You have a query, maybe one you didn’t write. How do you test and validate that the joins are correct? Let’s walk through a simple example. I’m running MySQL with the employees sample database installed (https://dev.mysql.com/doc/employee/en/). Below is a query to find the current department for each employee. How do we know if it is correct?
select
e.emp_no,
e.first_name,
e.last_name,
de.dept_no
from
employees e
join dept_emp de on e.emp_no = de.emp_no
where
curdate() between de.from_date and de.to_date;
For this article we are not going to use a data profiling tool. Many of these steps can be replaced by a competent data profiling tool (ydata profiling is a good choice).
Step One
First we modify the query to return a record count.
select
count(1)
from
employees e
join dept_emp de on e.emp_no = de.emp_no
where
curdate() between de.from_date and de.to_date;
This query returns 240,124 records. Is this what we expect?
Step Two
Next we looking at the record counts of each table.
select
count(1)
from
employees;
select
count(1)
from
dept_emp;
The employees table has 300,024 records, dept_emp has 331,603 records. There are 300k employee records, we now know that it did not find a department record for each employee. Another thing to look for at this stage is an inflated record count that indicates a possible many to many join.
Step Three
What next? Let’s test the columns that make up the join expression. Starting with employees, we check for nulls and whether emp_no is unique for each record.
select
count(1)
from
employees
where
emp_no is null;
select
emp_no,
count(1)
from
employees
group by
emp_no
having
count(1) > 1;
Both queries return zero records – therefore emp_no is a primary/unique key. Alternately, we could also explore the system catalog / DDL for the table to see that there is a primary index on the column. Insights can usually be gleaned from relational database system catalogs, use them if they are available. If your keys are singular columns then your data profiling tool should answer these questions. Compound primary keys usually require manual tests.
Testing dept_emp is a bit more complicated as it’s a child table, but the approach is similar. We expect one department for each employee on a given date.
select
count(1)
from
dept_emp
where
emp_no is null;
select
dept_no,
emp_no,
count(1)
from
dept_emp
where
curdate() between from_date and to_date
group by
dept_no,
emp_no
having
count(1) > 1;
Both queries return zero records – this tells us the emp_no + dept_no is unique for a given date. So far so good, it is a likely a good key candidate but we still don’t know why we are not finding a department for all employees.
What about from_date and to_date?
select
count(1)
from
dept_emp
where
from_date is null;
select
count(1)
from
dept_emp
where
to_date is null;
Both queries return 0 records. If either contained nulls then we would have to consider the implications of null comparisons in our where clause. At this point I would move on to the checks below while keeping in mind that we haven’t looked at the distribution of dates in these fields.
Step Four
At this point we are getting into context specific testing. Steps 1-3 can be executed in almost all cases.

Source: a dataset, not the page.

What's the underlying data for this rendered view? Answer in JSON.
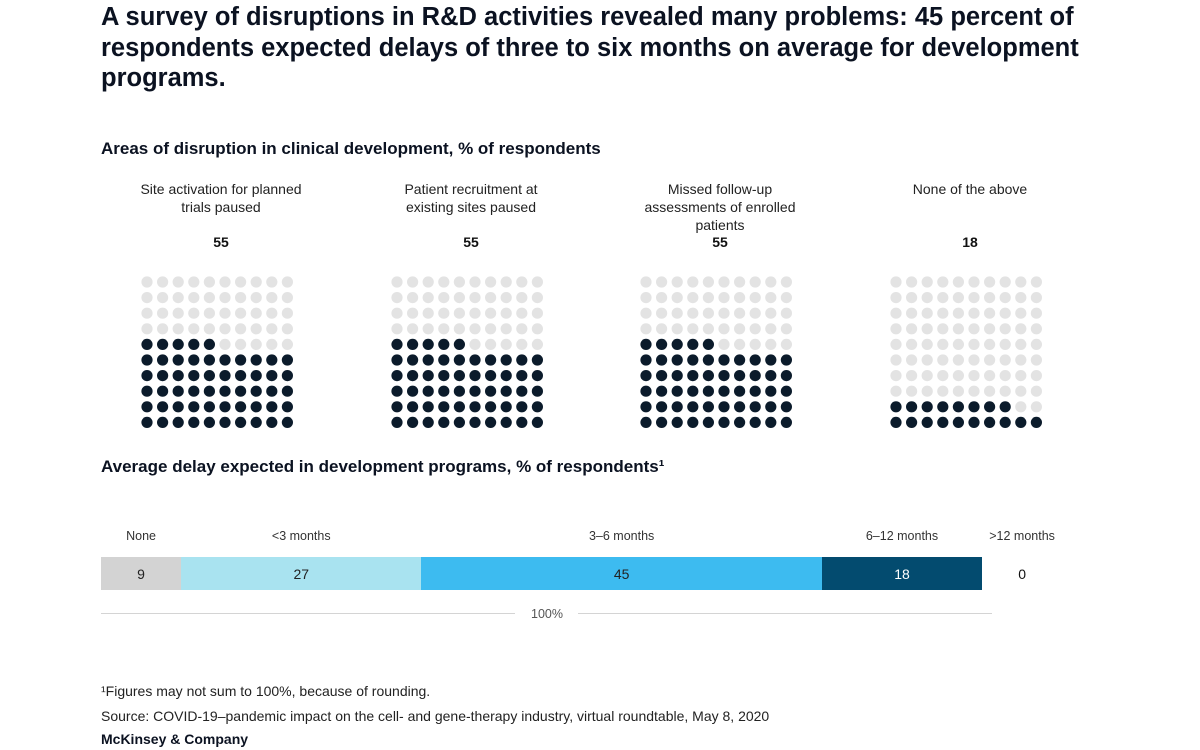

So we can check if all employees have a department at some point in time. There are potentially many dept_emp records for a given emp_no, so we rewrite the query as a (not) in test.
select
count(1)
from
employees
where
emp_no not in (select distinct emp_no from dept_emp);
This too returns 0 records. So every employee has a department assignment at some point in time, but not at the current date. Checking the employees table structure, we see that we have a hire date but no termination date. A potential explanation is that we have employees that are no longer at the company. We can test this somewhat, but this is ultimately a business logic question.
select
e.emp_no,
max(de.to_date) as max_to_date
from
employees e
join dept_emp de on e.emp_no = de.emp_no
group by e.emp_no;
This returns 300,024 records as expected. What stands out is that most, but not all, employees have a maximum to_date of ‘9999-01-01’. Let’s dig into that a bit.
select * from
(
select
e.emp_no,
max(de.to_date) as max_to_date
from
employees e
join dept_emp de on e.emp_no = de.emp_no
group by
e.emp_no
) foo
where
max_to_date != '9999-01-01';
Almost 60k records which is what we’d expect (300k employee records, 240k with a current department). Let’s confirm that the max_to_date is in the past which would be evidence of the terminated employee theory.
select max(max_to_date) from
(
select
e.emp_no,
max(de.to_date) as max_to_date
from
employees e
join dept_emp de on e.emp_no = de.emp_no
group by
e.emp_no
) foo
where
max_to_date != '9999-01-01';
This returns 2002-08-01. A date well in the past (old test dataset!) this gives us enough information to return to the subject matter experts to question how terminated employees are represented in the data.
Conclusion
Is the query correct? Yes, it answers the question of the current department of each employee. Confirming the question of how terminated employees are represented in the data may lead to uncovering a data quality issue.